According to the Straits Times, the attack on individuals is one of the biggest cases of credit card fraud and skimming in Singapore. Group-IB, a cybersecurity firm, states that the software which mined 1,700 card details contributed to the 26,102 other compromised cases within the year. In total, the news site reports that value of this information being sold on the Dark Web amounts to $1.8 million.
Through the use of JS-sniffers, hackers can obtain names, card numbers, addresses, passwords, and many more.
After hackers and skimmers obtain relevant information about payment details, these data would be sold on the Dark Web, states the Straits Times. The Dark Web can only be accessed by individuals with a special program, thereby allowing its users to do transactions and postings while remaining anonymous.

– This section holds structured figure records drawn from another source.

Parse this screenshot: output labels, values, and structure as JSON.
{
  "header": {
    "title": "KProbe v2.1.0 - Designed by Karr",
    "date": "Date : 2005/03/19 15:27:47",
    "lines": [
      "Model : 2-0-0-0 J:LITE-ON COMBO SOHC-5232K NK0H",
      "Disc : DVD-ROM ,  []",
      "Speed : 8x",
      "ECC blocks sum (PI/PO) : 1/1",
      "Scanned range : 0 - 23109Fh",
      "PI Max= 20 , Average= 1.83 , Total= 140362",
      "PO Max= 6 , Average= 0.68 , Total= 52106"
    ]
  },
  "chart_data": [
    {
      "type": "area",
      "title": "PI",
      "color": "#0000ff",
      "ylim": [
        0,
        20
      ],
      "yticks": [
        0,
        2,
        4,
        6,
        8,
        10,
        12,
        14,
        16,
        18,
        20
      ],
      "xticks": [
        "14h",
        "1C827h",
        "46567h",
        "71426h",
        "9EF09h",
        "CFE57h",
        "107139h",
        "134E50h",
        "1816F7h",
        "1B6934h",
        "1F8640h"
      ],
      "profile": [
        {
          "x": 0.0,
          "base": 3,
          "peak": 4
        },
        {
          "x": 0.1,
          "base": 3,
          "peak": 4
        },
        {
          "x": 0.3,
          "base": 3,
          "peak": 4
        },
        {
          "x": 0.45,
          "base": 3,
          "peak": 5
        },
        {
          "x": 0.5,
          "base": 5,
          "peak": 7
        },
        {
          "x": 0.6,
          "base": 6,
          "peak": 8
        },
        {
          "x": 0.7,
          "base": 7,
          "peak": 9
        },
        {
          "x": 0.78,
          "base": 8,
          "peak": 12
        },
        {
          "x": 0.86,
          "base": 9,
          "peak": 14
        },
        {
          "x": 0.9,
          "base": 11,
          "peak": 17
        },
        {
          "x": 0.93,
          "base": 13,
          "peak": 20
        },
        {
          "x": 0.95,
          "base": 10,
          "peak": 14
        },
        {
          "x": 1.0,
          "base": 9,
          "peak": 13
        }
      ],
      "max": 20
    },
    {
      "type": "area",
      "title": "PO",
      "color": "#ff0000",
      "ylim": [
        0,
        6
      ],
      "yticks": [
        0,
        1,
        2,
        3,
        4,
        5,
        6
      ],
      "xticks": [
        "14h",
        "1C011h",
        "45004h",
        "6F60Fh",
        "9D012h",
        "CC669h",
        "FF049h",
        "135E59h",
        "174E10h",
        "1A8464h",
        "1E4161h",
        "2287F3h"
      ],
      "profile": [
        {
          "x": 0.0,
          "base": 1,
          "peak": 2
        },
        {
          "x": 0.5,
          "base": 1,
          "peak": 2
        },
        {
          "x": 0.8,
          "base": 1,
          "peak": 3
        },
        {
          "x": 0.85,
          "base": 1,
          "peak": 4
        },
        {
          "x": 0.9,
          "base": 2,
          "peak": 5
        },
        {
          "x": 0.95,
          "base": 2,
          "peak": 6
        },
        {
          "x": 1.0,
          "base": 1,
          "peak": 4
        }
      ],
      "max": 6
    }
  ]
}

While the Straits Times reached out to Group-IB on information about the websites affected, the cybersecurity firm declined to specifically give out names to the public. The firm only disclosed that these e-commerce sites were those frequented by Singaporean shoppers. The news site notes that websites such as Amazon, eBay, Lazada, Shoppee, and Taobao may be affected by the breach.
To prevent similar incidents from occurring in the future, the cybersecurity firm advised customers and online shoppers to utilize other cards. In particular, a credit facility should be set aside for e-commerce shopping for users to efficiently monitor their balance and purchases.